Analysis of Clustering Algorithms
A Comparative Study of Clustering Algorithms on Customer Data
In this project Article, we will analyze three clustering algorithms: K-Means, K-Medoids, and Hierarchical clustering. We will compare the performance of these algorithms on a sample dataset using the Silhouette score. We will also discuss the factors to consider when choosing a clustering algorithm.
Clustering is an unsupervised machine learning algorithm that groups data points together based on their similarity. Clustering algorithms can be used to find hidden patterns in data and to identify groups of similar data points.
K-Means is a popular clustering algorithm that works by dividing a dataset into k clusters, where k is a user-specified number. The algorithm works by iteratively assigning each data point to the cluster with the closest mean. K-Means is a simple and efficient algorithm, but it can be sensitive to outliers and noise.
K-Medoids is a similar clustering algorithm to K-Means, but instead of using means, it uses medoids, which are the most central data points in a cluster. K-Medoids is more robust to outliers and noise than K-Means, but it is also more computationally expensive.

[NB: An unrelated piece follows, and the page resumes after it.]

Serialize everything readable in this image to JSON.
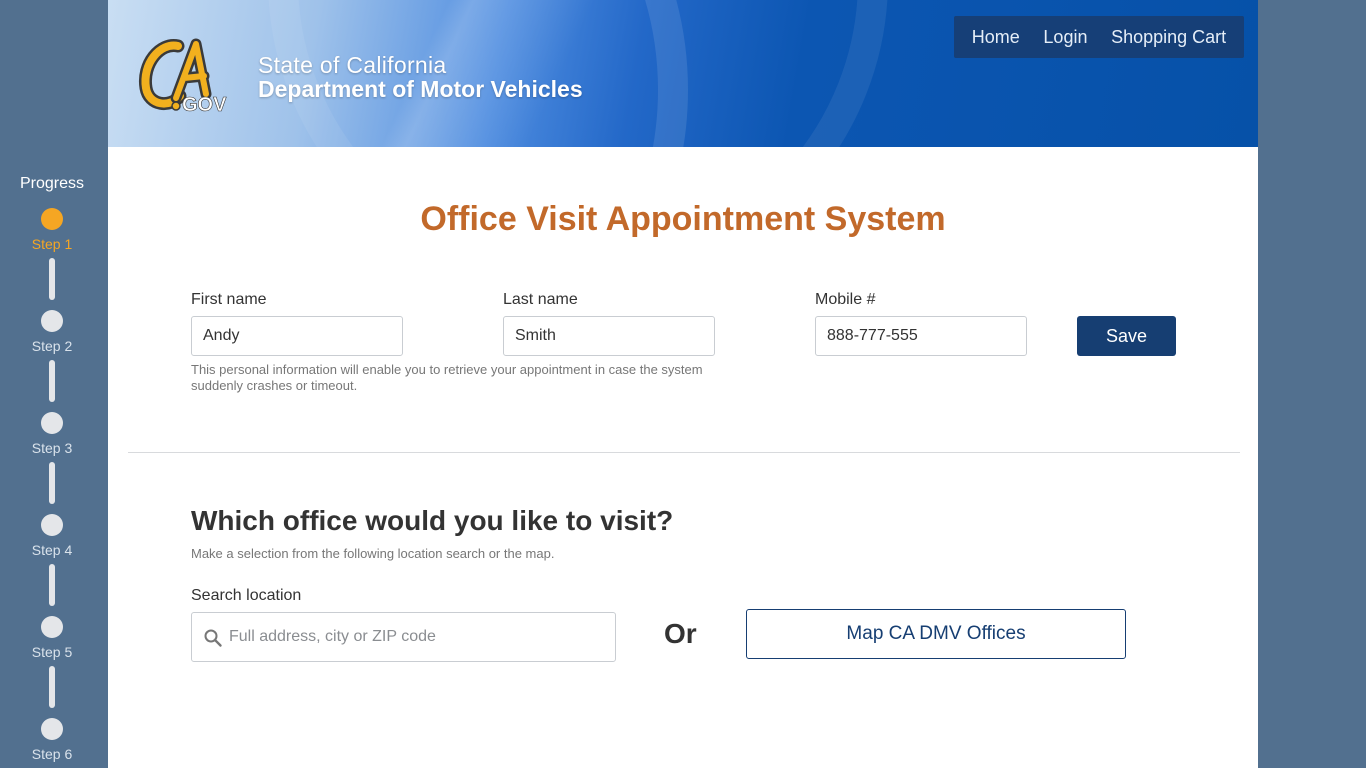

Hierarchical clustering is a clustering algorithm that builds a hierarchy of clusters by iteratively merging or splitting clusters. Hierarchical clustering is more flexible than K-Means and K-Medoids, but it can be more difficult to interpret.
In the following sections, we will compare the performance of these three clustering algorithms on a Customer dataset using the Silhouette score. We will also discuss the factors to consider when choosing a clustering algorithm.
Data Set Description:
Customer segmentation is the practice of dividing a customer base into groups of individuals that are similar in specific ways relevant to marketing, such as age, gender, interests and spending habits.
The dataset has 8069 data sample with the attributes as ID, Gender, Ever_Married, Age, Graduated, Profession, Work_exprience, Spending_score, Family_size, Var_1, Segmentation, there are few data’s missing in the dataset which can be used for preprocessing the data.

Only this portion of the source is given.